地域おこしの活動をしていると、必ず「文化」とか「伝統」という言葉がつきまとう。地域にある伝統文化やお祭りごとをどうやって残していくか、集落に後継ぎとなる若い人をどうやって残していくか、ということが少子高齢化の進んでいる日本の各地方で問題となっている。
東温市も、もちろんそう。東温市内でもたくさんの地域があって、それぞれに文化があって、保存会のような組織もたくさんある。
伝統文化はなぜ残すべきなのか
先日の「東温市の「文化政策」をマジで考える連続講座&ワークショップ」では、そもそもなぜ文化を残していくべきなのか?という問いについても考えました。
(※参加できる方はぜひ。来れるときだけ、1回からでも大丈夫です。)
正直、地域に残っているもので「なくてもいいもの」ってたくさんある。というか「なくてもいい」を基準に考えたら、今の世の中ほとんどのモノやコトがなくてもいいんじゃないかと思えてくる。なくて何が困るのかと問われても、答えるのはむずかしいものばかり。

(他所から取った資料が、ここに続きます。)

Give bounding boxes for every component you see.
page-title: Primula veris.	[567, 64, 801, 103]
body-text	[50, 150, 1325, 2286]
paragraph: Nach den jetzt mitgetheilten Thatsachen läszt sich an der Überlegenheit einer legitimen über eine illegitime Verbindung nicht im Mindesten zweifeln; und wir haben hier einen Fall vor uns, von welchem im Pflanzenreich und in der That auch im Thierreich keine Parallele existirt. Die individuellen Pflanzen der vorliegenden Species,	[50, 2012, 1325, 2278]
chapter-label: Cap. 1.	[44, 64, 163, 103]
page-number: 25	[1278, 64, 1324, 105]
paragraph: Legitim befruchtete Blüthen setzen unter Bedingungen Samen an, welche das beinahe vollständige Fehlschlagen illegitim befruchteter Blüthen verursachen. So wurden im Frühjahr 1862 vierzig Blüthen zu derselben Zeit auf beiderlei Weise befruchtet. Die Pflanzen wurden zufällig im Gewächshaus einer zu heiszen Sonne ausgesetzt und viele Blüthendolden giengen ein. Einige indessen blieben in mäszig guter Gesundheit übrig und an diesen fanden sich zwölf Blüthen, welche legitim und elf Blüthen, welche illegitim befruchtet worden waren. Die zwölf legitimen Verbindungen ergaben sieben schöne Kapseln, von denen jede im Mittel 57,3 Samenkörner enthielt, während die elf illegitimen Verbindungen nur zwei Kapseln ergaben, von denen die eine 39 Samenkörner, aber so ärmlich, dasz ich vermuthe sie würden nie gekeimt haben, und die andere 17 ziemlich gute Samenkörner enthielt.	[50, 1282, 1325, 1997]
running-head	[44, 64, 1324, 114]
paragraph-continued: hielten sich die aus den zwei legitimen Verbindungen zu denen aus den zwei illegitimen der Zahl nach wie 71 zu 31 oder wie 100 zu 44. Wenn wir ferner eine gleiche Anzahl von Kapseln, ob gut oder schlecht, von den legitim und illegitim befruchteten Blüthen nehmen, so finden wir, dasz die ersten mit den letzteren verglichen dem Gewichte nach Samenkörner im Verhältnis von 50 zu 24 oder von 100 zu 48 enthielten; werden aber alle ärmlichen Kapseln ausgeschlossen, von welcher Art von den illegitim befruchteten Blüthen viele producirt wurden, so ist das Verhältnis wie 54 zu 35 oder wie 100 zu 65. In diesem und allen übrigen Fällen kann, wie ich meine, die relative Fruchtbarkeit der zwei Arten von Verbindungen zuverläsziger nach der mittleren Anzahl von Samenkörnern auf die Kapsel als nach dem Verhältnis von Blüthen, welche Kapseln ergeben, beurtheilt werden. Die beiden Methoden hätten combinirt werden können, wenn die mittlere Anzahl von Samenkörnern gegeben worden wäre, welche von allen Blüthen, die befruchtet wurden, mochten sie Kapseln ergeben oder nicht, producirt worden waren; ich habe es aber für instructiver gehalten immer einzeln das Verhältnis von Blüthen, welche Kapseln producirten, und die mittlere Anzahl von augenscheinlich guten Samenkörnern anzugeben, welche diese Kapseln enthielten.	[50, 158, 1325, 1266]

その「なくてもいいもの」を忘れないように、その「なくてもいいもの」を大事にしてきた人と仲良くしながら、新しい考えを(いい感じに)とり入れていくのが地域おこしの仕事のひとつかもしれない。と思って活動しています。
なくてもいいものは、あってよかったなあと思うもの
地域の伝統文化は、無理やり残そうとするものでも、必ずなくてはならないものでもないかもしれない。それでも、長いあいだ継承されてきたのは事実であって。それにまつわる記憶がたくさんの人の心の中に残っている。
それは「必要だったから」か「たのしいから」のどちらかが理由なんじゃないかと思ってた。めんどくさいと言いながらも続けられてきたのは、そこに「たのしさ」があるんだと思ってた。
けど、それだけじゃなくて、楽しくなかったとしても、合理的に考えたらあまり意味のないことだとしても、嫌々参加したその行事がないと、つながりがなくなってしまうという意見もあった。(そして、それは割といい思い出として残っている) 実際に地域で活動してる人にしかわからない。そこでの出会いだってある。それ自体が、記憶の継承される場にもなっている。当事者たちは、「文化を残そう」と思ってやってないかもしれないけれど。
なくてもいいものとは、あってよかったなぁと思うものだ。
どこかで読んで、ノートにメモしてた言葉。
東温市にたくさんある桜だって、ないと困るわけではない。けどその多くは、人が植えたり、手入れして残されてる。きれいなもの、たのしいことのほとんどは「なくてもいい」と思われるかもしれない。けど、ときどき「あってよかったなぁ」と思わされる。地域の文化もそうかもしれない。
伝統文化はなぜ残すべきなのか、答えはわからない。ぼくは移住者でよそ者なので、もしなくなってもあったことすら知らないこともたくさんあると思う。
けど、ずっと続けられてきたことがなくなるのは寂しいなと思う。新しいことをするときも、「あってよかったなあ」と思われるものにしたい。